The restaurant I worked at during tourist season would tack on 15% gratuity for large reservations because some people assume that it’s already included and wont tip. The servers where I worked had to pay a percentage of their sales 3% to a tip pool that would get distributed weekly to all dining room staff. For myslef back in the late 80’s that was an extra $200 bucks cash in my pocket combine that with my hourly wage I was making around $400 a week.
She should just start tipping these people, she doesn’t like to work for nothing I assume neither do people in the food industry. She should be carefull servers get to “handle” her food before it gets to her table.

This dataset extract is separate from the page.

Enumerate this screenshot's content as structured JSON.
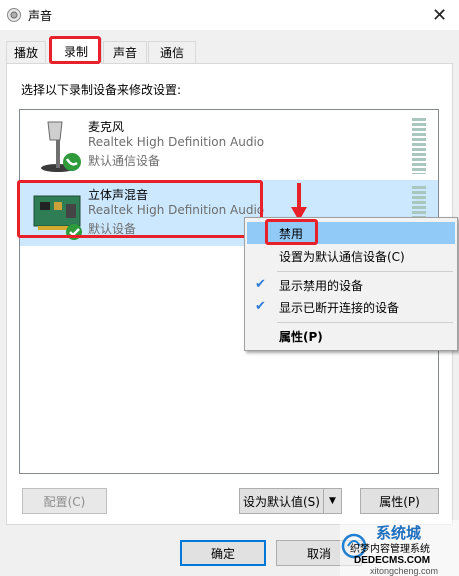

What server earns minimum wage? 'round here they get a lot less (but earn a lot more).
So, the people working in restaurants should either wear a badge telling us what they earn, or tell us when they seat us, “Hi, my name is John, I’ll be your server this evening. I earn $3 an hour before tips, but I average $10 an hour in tips, of which $1.50 goes to the people who bus the tables. But, of course, in my tax return I only tell them that I get $6 an hour in tips. Now, can I get you anything to drink?”
The woman sounds like an asshole. The restaurant should have just refused her service. That said, I’d have no problem with the restaurant owner saying, “Lady, nobody here likes you. If you wanna eat here, there will be an xx% fee added onto your check”.
I do not own a restaurant, but I do own a small business. Over the years I’ve told a handful of people to kindly take their business elsewhere. Feels good.
Whatever enforcement is done of those is done by social pressure. And that still does not address the issue of how something can be optional, but not completely optional, which is your phrase, not mine.
Which in this case was enforced by a private business that stands to gain from the enforcement. Not the same thing as your above examples at all.
They most certainly did. Watch the video again.
No it isn’t, at least not in NC.
Obligatory Reservoir Dogs link.
I sided with the restaurant. I’ve worked as a busboy and a waiter and hated the customers who either wouldn’t tip or would give next to nothing. Seriously, two bucks on a $50 tab?
Does she do this at other restaurants or just this one? If she doesn’t like to tip then she shouldn’t go to places like that. Just go to McDonald’s or Popeye’s or, if you still want someone to bring out your food, go to Culvers. For classier food go to Old Country Buffet.
In Canada there’s minimun wage laws that everyone has to follow, no one can be paid less than minimun wage.